Truth To Power
There was no need for a year planner in the studio in 2025 because there was no plan. Completely pivoting your work takes time everyone says and they’re probably right. I became so anxious at one point by the size and emptiness of the calendar abyss that I caved and committed to myself that at some point before the end of the year I’d invite some respected, creative people to my flat and show them a few of the things I’d made and talk about them - which in art-speak these days seems to be called a “Salon”.
At least that would give me something definitive to get stressed about and offer a bizarre pinnacle to a shapeless twelve month nothingness with an indefinable outcome that nobody cared about.
Writing this takes me back and I realise how hard that felt, Jesus….!
Looking pensive in the studio, 2025
I hadn’t been aware how much validation I’d got from exhibitions and fairs and busyness until that wasn’t there for the first time in decades and it’s been a rough passage this year; my ego’s been dealt a slow but catastrophic puncture rather than simply a death, which would’ve been kinder. My art practice as it was functioned well in the world, it was respected and collected, it paid for my life. I was saying goodbye to it. People asked me through the year, was I sure ?
I’ve worked hard on trusting myself more this year but we all need to feel seen by others. I tried to wriggle out of the event a few times, I was really pretty scared. Networking is not an activity I know or do. It seemed like as someone who now had basically nothing in the diary, even this, which didn’t look like much on paper was too much to cope with.
But a couple of weeks ago it happened. I gathered a group of women in my flat, some I knew, some I didn’t but I had a feeling the people I’d invited would really get the themes in the new work.
With dear friend and journalist, Alison Campsie I talked about how it had felt to dismantle my established practice; how it’s felt to unleash a voice that’s been quiet for a very long time and to understand the rebellion that’s starting to pound through my new work. To have truly, deeply figured out where that’s coming from and the clarity of purpose it’s given me has been my massive win of 2025.
I can’t remember a time in my life when I have felt powerful, it’s not a word I’ve ever thought of in connection with myself, but that’s how I felt when I spoke that evening. Truth to power. Honesty to foster change. I’m struggling to recognise myself with this chat but I think that it’s growth!
Talking about myself and my work isn’t something I’ve done very much of despite a long career as an artist. It really started in earnest this year on Substack through writing. It feels somewhat cringey and self-indulgent and even more so when I’ve invited people to my own home to listen to me talk. That’s a lot of me. You can only hope that what you’re doing as a creative is that you’re laying out what your experience has felt like as openly, honestly, soulfully as you can and that it’ll chime with others. That, after all, is what art’s about; to connect emotionally with other people, to hear how they feel it, to know it’s relatable in its humanity.

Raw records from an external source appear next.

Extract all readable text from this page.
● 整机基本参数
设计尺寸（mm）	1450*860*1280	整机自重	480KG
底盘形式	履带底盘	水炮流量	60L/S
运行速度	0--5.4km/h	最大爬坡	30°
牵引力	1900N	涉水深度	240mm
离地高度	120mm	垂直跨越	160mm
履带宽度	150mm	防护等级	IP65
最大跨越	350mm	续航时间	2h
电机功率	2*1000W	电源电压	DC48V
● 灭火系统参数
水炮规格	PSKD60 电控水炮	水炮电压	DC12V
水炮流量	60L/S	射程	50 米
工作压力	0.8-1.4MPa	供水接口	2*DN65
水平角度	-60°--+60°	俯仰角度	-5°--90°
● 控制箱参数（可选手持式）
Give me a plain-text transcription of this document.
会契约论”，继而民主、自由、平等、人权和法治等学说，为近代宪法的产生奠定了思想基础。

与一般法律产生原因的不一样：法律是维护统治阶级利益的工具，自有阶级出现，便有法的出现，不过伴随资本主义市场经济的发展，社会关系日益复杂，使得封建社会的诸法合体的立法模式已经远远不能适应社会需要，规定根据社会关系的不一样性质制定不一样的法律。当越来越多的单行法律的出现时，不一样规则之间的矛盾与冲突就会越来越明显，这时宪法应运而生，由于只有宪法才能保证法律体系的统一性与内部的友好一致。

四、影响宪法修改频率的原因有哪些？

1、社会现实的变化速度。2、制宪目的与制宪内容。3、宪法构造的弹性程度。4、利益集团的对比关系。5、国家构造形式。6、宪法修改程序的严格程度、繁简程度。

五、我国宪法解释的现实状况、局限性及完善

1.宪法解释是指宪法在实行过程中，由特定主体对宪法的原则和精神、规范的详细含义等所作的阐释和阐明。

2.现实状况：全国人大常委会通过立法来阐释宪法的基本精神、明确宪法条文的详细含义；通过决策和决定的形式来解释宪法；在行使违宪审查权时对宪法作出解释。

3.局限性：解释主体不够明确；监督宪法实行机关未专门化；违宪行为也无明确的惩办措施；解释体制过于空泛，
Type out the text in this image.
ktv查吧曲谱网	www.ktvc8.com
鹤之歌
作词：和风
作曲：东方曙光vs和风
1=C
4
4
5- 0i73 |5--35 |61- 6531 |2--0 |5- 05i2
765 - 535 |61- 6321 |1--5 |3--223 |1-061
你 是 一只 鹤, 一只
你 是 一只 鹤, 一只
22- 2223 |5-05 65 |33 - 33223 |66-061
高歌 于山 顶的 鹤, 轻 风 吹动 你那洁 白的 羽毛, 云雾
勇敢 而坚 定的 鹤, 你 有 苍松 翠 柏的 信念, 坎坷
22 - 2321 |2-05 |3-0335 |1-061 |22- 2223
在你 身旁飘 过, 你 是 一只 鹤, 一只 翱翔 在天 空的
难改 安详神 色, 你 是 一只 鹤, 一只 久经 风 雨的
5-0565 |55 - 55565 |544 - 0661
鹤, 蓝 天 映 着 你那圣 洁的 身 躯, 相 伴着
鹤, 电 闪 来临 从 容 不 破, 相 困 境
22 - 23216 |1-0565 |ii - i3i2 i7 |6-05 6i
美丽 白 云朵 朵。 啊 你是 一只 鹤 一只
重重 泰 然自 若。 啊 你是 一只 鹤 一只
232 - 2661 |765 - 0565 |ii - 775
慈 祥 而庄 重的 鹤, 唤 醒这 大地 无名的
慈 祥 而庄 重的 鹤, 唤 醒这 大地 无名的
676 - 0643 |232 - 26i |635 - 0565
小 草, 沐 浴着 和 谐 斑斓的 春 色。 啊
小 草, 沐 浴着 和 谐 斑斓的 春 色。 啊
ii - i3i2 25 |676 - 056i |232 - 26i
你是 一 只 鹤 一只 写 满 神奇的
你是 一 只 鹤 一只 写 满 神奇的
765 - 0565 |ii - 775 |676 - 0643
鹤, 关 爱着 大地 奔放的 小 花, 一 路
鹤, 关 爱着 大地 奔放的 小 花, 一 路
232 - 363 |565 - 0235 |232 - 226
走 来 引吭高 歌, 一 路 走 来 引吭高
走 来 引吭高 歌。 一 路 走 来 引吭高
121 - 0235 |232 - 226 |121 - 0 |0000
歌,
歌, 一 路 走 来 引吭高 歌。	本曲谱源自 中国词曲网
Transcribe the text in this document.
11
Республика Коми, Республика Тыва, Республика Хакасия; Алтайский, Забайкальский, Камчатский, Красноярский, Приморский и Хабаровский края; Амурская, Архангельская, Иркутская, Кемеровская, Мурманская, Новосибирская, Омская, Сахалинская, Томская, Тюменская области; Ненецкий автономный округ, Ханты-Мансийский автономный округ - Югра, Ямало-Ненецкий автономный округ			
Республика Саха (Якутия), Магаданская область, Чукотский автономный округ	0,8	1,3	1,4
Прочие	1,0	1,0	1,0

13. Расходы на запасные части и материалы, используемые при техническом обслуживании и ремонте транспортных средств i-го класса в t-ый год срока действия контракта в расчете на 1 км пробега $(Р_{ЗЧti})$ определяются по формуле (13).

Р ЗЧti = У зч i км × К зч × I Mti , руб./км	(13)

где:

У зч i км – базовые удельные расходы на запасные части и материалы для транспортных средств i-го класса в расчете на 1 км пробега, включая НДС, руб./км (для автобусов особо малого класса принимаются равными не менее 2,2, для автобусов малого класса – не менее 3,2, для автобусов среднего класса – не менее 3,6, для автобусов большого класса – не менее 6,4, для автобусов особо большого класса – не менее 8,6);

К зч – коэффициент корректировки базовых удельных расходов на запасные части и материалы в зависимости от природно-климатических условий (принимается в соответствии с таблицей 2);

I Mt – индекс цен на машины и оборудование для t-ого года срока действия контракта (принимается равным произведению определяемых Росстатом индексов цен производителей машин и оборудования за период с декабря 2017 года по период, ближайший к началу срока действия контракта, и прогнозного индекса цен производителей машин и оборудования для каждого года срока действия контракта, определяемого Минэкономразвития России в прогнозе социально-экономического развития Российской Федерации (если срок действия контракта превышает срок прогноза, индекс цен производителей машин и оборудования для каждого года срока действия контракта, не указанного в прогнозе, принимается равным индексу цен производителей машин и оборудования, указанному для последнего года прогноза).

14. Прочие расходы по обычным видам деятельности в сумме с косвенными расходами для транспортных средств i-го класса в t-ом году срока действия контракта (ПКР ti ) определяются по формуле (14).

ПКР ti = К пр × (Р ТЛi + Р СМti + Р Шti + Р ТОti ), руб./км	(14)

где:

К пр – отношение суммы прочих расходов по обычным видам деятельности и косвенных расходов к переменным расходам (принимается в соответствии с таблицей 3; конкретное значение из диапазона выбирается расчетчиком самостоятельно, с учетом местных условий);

The Salon felt like a different way of doing things, truer somehow, less tied up in the usual pressures of exhibitions and openings. Nothing was for sale, nothing was being pitched. The work was half-baked, some of it stuck on the wall with masking tape. My perfectionism was rearing its ugly head of course, but it did genuinely feel like it was about being witnessed without needing to shine. There’s a strength that grows from speaking plainly about hard stuff in a room of like-minded women and from showing new work in its raw state. The 2026 calendar is currently an aching vacuum but I think I’d like more of these, maybe with themes and guest artists?
I’m very proud of how far I’ve pushed myself this year and predictably it’s been tough AF. My comfort zone is currently a tiny speck on the horizon behind me. I still don’t really know where I’m going, but the work has taught me that I can express myself honestly and effectively through instinct, so I’m going to try to move through the world that way as well.
Moving towards more truth, connection and the steady, unexpected power that comes from speaking as myself into next year.
P xo
The salon of invited guests, brilliant women from across the creative industries, who came to listen to my story and share ideas around my new direction.